Professor Helen Roche, Full Professor of Nutrigenomics at UCD School of Public Health, Physiotherapy and Sports Science, Director of UCD Conway Institute and Fellow, UCD Institute of Food & Health was awarded the prestigious Science Foundation Ireland Mentorship Award 2021.
The SFI Mentorship Award recognises outstanding mentorship provided by a researcher funded by Science Foundation Ireland. Awardees must have demonstrated a commitment to nurturing the intellectual, creative, scholarly and/or professional growth of their mentees, enabled their mentees to become independent and be recognised in their own right as a subject matter expert and shown a sustained commitment to a mentoring relationship that has supported the career progression and/or the personal development of mentees.
Commenting on receiving the award, Professor Roche said: “It is a great honour to have worked with so many bright young scientists, who brought alternative skills into the nutrition and health space – wherein using other disciplines and ‘omics’ approaches has strengthened our understanding of food, nutrition and health. Many thanks to SFI, DAFM and the EU for supporting our team at UCD – the mentees who nominated me really developed professionally within these funding initiatives. They represent the future of science in Ireland and abroad!”

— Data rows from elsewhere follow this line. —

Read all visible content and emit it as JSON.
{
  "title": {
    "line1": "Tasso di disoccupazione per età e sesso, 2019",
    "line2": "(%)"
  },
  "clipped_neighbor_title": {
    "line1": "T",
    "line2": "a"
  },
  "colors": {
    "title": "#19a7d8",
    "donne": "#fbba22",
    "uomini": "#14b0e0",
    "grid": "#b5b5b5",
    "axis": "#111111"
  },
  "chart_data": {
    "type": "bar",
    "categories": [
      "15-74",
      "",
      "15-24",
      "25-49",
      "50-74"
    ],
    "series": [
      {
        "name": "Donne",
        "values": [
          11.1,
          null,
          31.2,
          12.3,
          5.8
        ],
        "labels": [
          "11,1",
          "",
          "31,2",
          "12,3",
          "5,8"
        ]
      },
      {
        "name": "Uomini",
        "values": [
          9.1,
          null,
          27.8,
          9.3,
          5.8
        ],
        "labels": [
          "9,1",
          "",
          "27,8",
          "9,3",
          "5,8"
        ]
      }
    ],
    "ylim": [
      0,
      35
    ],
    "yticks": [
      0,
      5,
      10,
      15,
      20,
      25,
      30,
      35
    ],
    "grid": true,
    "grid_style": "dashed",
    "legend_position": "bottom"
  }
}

Professor Roche trained in Human Nutrition, Dietetics and Molecular Nutrition. Her Nutrigenomics team focus on Precision Nutrition – specifically the impact of diet on metabolism and inflammation, in obesity, type 2 diabetes (T2D), non-alcoholic fatty liver disease (NAFLD) and obesity related cancer. Nutrigenomics uses state-of-the-art 'omics' to investigate the molecular effects of diet on health – to provide hard evidence. Whilst nutrition plays a critical role in health and disease, too often the mechanistic basis is lacking – Helen’s team seeks to fill that evidence gap.
Her recent SFI Investigator Award entitled ‘Diet, Immune Training and Metabolism’ in collaboration with Dr Fred Sheedy and Prof Suzanne Norris (TCD) determines the impact of diet and metabolism on Innate Immune responses in NAFLD. She is co-PI in several multidisciplinary programmes. ‘ImmunoMet’ addresses interactions between nutritional status, metabolic health and the gut microbiome, in collaboration with Prof Paul O’Toole (UCC / Microbiome Ireland). In Precision Oncology Ireland Roche’s team are determining if/how the ‘dietary environment’ potentiates obesity related cancer risk, with Prof Jacinta O’Sullivan (TCD) and Dr David Gomez-Matallanas (Systems Biology Ireland, UCD).
Helen has supervised more than 30 PhD scientists and a similar number of post-doctoral researchers. As Conway Director a key personal remit has been to foster Emerging Investigator success, in UCD facilitating recent Ad Astra appointee achievement.
In Europe, Prof Roche has led several initiatives relating to Food, Nutrition and Health. She chaired the Scientific Advisory Board of the European Healthy Life Healthy Diet Joint Programming Initiative (2015-2019). Advises UK and US grant agencies, including Crohn’s and Colitis Foundation and UK Nutrition Research Partnership. She is a board member of the RCSI Hospital Group. Helen is also Visiting Professor of Nutrition at Queen’s University Belfast.